The following is an article I wrote on behalf of Headspring – the original article can be seen posted here.
Blazor in context: The user imperative
As digital technology advances at accelerating rates, both external users and business software users expect websites to deliver more productivity and smoother user experiences. Excessive page loads, and the design limitations they impose, make a website feel significantly slower. Organizations investing in their user-facing experiences are seeing returns in terms of efficiency and user adoption/loyalty.
So how is Blazor different from Silverlight?
The first concern on everyone’s mind when they hear about Blazor is “Didn’t Microsoft try to do this with Silverlight?” This is a fair concern to have, but luckily they have learned from the past. With Silverlight marching towards the end of support, we can look back and ask what went wrong. The fatal flaw seems to have been built into Silverlight from the start: the reliance on a plugin. The assumption that users would opt to download it just to visit a website did not pan out for Silverlight. Plus, some browsers dropped support for plugins entirely. Blazor takes a completely different approach—it does not require a plugin or anything more than the browser you already have. Plus, not only does it work in all modern browsers, but it can also be configured to work in older browsers like Internet Explorer.
Some early-adopter anxieties
The other major concern is the immaturity of the framework. If you’ve ever been an early adopter of a certain technology, you know that it can be a double-edged sword. On the one hand, you get access to the latest and greatest features well ahead of the market, but on the other, you can sometimes find yourself downstream without a paddle. While Blazor is no different in this regard, it does have several mitigating factors going for it.
- First, it is a Microsoft framework that has been in development and beta testing for years leading up to its first supported release.
- Secondly, because of that beta period, there is already a community behind Blazor, providing support and building libraries for all your typical web client needs.
- Lastly, it draws inspiration from other popular front-end frameworks that came before it and reuses existing technologies, such as Razor, rather than completely reinventing the wheel. If your team already has experience with other frontend frameworks they will find that Blazor has a familiar, component-centric approach.
Now that we’ve explored some of the concerns with Blazor, what are some of the indicators that it’s a good fit for your project?
You can leverage your Razor page knowledge
The most obvious use case is if you are already a dotnet shop looking to greenfield a modern single-page web application or to migrate an existing Silverlight or MVC application. While MVC will continue to be a popular option, if you are already using Razor pages, you can get a smooth, zero-page-refresh experience with little additional effort. This creates a better experience for your users while at the same time reducing the burden on your servers.

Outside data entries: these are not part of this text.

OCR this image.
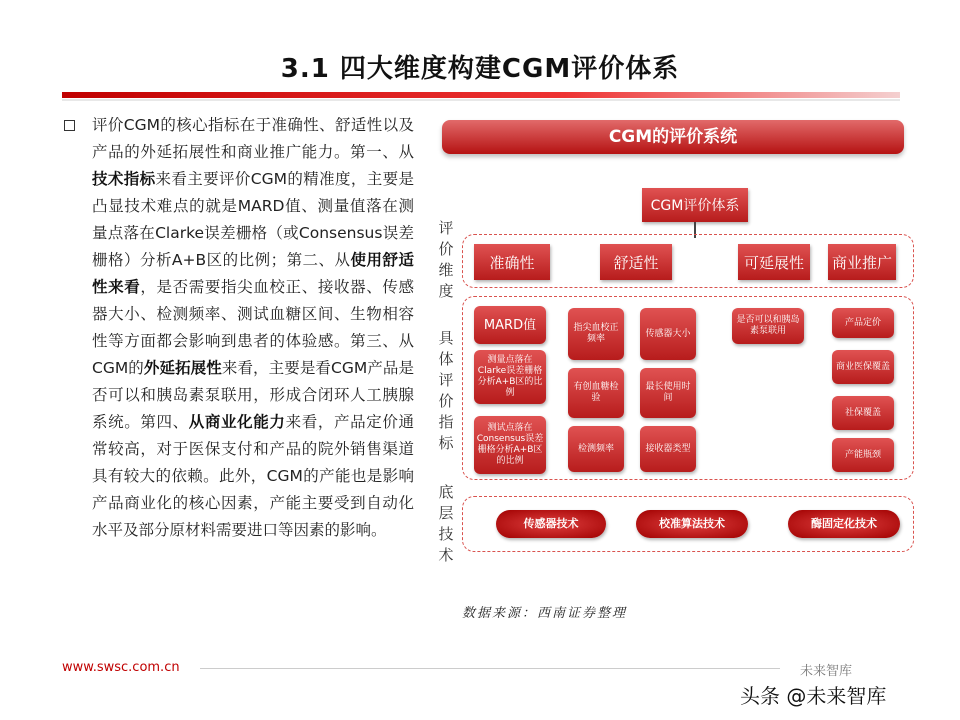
3.1 四大维度构建CGM评价体系
评价CGM的核心指标在于准确性、舒适性以及产品的外延拓展性和商业推广能力。第一、从技术指标来看主要评价CGM的精准度，主要是凸显技术难点的就是MARD值、测量值落在测量点落在Clarke误差栅格（或Consensus误差栅格）分析A+B区的比例；第二、从使用舒适性来看，是否需要指尖血校正、接收器、传感器大小、检测频率、测试血糖区间、生物相容性等方面都会影响到患者的体验感。第三、从CGM的外延拓展性来看，主要是看CGM产品是否可以和胰岛素泵联用，形成合闭环人工胰腺系统。第四、从商业化能力来看，产品定价通常较高，对于医保支付和产品的院外销售渠道具有较大的依赖。此外，CGM的产能也是影响产品商业化的核心因素，产能主要受到自动化水平及部分原材料需要进口等因素的影响。
CGM的评价系统
CGM评价体系
评价维度
具体评价指标
底层技术
准确性	舒适性	可延展性	商业推广
MARD值
测量点落在Clarke误差栅格分析A+B区的比例
测试点落在Consensus误差栅格分析A+B区的比例
指尖血校正频率
有创血糖检验
检测频率
传感器大小
最长使用时间
接收器类型
是否可以和胰岛素泵联用
产品定价
商业医保覆盖
社保覆盖
产能瓶颈
传感器技术	校准算法技术	酶固定化技术
数据来源：西南证券整理
www.swsc.com.cn	未来智库
头条 @未来智库
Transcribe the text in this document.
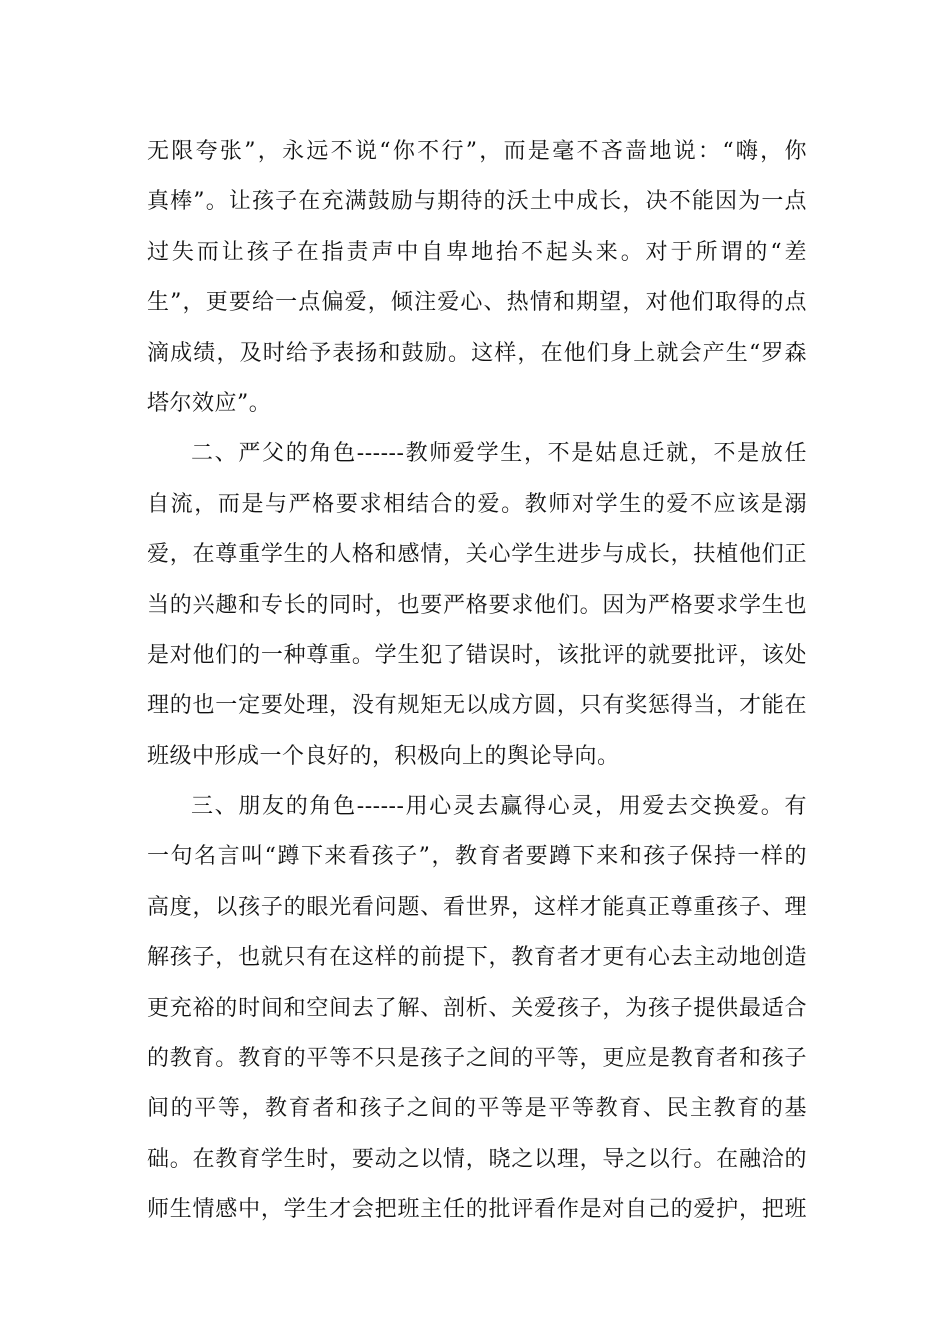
无限夸张”，永远不说“你不行”，而是毫不吝啬地说：“嗨，你
真棒”。让孩子在充满鼓励与期待的沃土中成长，决不能因为一点
过失而让孩子在指责声中自卑地抬不起头来。对于所谓的“差
生”，更要给一点偏爱，倾注爱心、热情和期望，对他们取得的点
滴成绩，及时给予表扬和鼓励。这样，在他们身上就会产生“罗森
塔尔效应”。
二、严父的角色------教师爱学生，不是姑息迁就，不是放任
自流，而是与严格要求相结合的爱。教师对学生的爱不应该是溺
爱，在尊重学生的人格和感情，关心学生进步与成长，扶植他们正
当的兴趣和专长的同时，也要严格要求他们。因为严格要求学生也
是对他们的一种尊重。学生犯了错误时，该批评的就要批评，该处
理的也一定要处理，没有规矩无以成方圆，只有奖惩得当，才能在
班级中形成一个良好的，积极向上的舆论导向。
三、朋友的角色------用心灵去赢得心灵，用爱去交换爱。有
一句名言叫“蹲下来看孩子”，教育者要蹲下来和孩子保持一样的
高度，以孩子的眼光看问题、看世界，这样才能真正尊重孩子、理
解孩子，也就只有在这样的前提下，教育者才更有心去主动地创造
更充裕的时间和空间去了解、剖析、关爱孩子，为孩子提供最适合
的教育。教育的平等不只是孩子之间的平等，更应是教育者和孩子
间的平等，教育者和孩子之间的平等是平等教育、民主教育的基
础。在教育学生时，要动之以情，晓之以理，导之以行。在融洽的
师生情感中，学生才会把班主任的批评看作是对自己的爱护，把班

Blazor can enhance productivity
But even if C# isn’t your bread and butter, there is significant productivity to be gained by leveraging Blazor as your web framework. By using the same language for the back- and front-end code, you can avoid duplicating effort and reuse the same libraries, the same API models, and the same business logic. Plus, how many times have you had to work on a project where the front-end models no longer matched the back-end or validation on the front-end was missed on the back-end, thus leaving security vulnerabilities in your API. By using one language, you can reuse your code and know you’re covered.
Another advantage of using a single language is the ability to build bigger apps with smaller teams, faster. Standardizing the language reduces the necessity for specialized developers and makes it easy for everyone on your team to be a full stack developer. Dropping context-switching and waiting on someone else to do their part before you can do yours can save a ton of time when developing a feature. On top of all of that, you can use the same tools throughout the stack, onboarding is much faster, and your team can spend more time getting good at what they know rather than constantly needing to learn new versions of the same thing.

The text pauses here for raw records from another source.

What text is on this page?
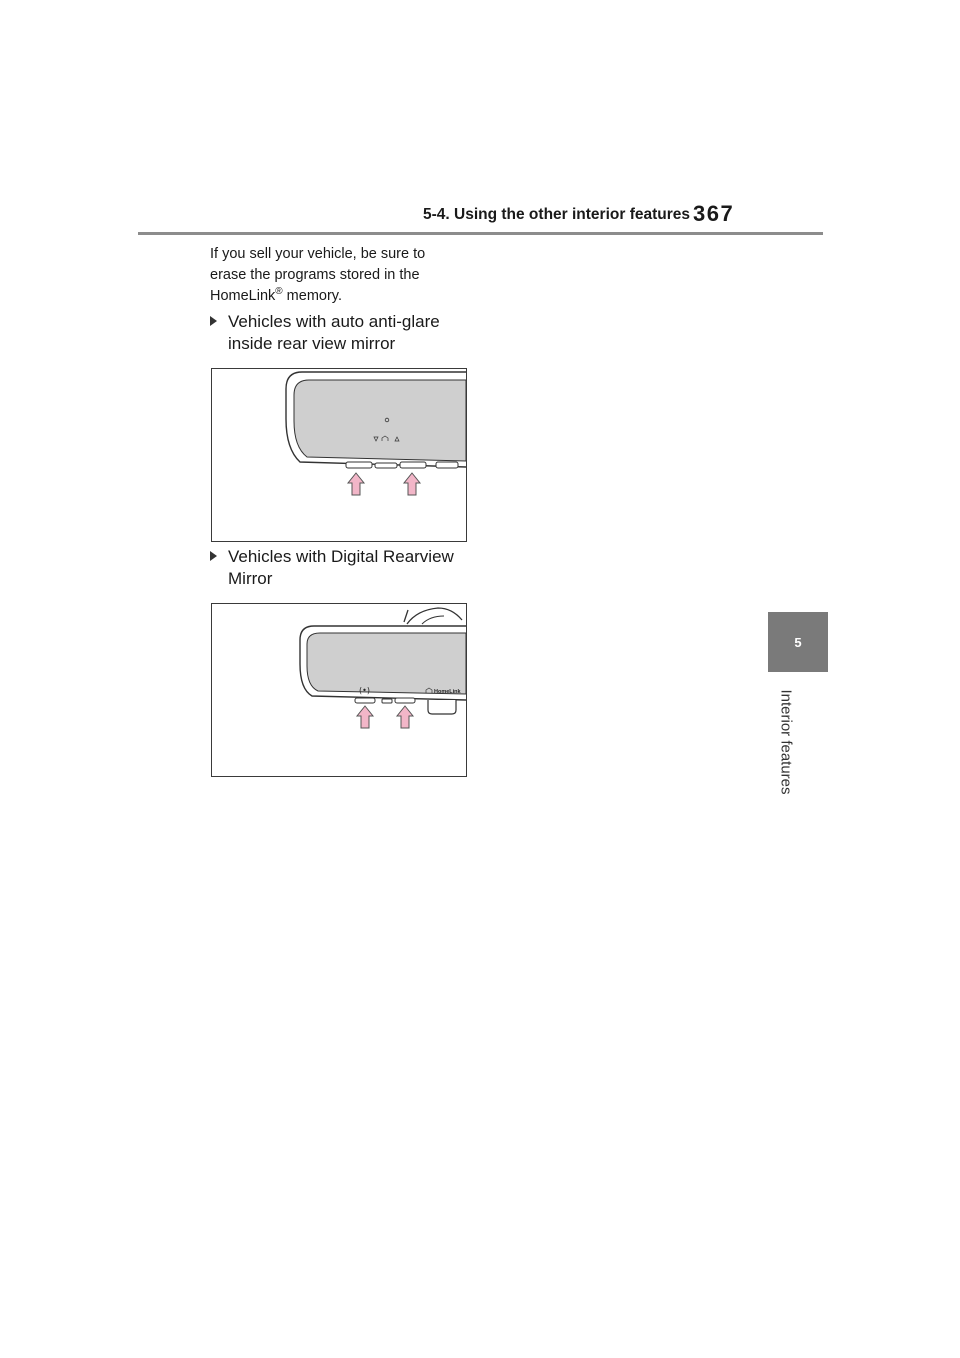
5-4. Using the other interior features 367
5
Interior features
If you sell your vehicle, be sure to
erase the programs stored in the
HomeLink® memory.
Vehicles with auto anti-glare inside rear view mirror
Vehicles with Digital Rearview Mirror
(•)	HomeLink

There are many factors to consider when choosing a framework for a modern web app. While each specific application will have its own unique factors to consider, you should now have a good starting point when evaluating Blazor as a potential solution. Whether creating something new, replacing an existing page-load-per-click website, or even replacing another SPA that has become hard to maintain—Blazor may help you achieve the productivity gains and enhanced user experience you need in order to stay ahead of the curve.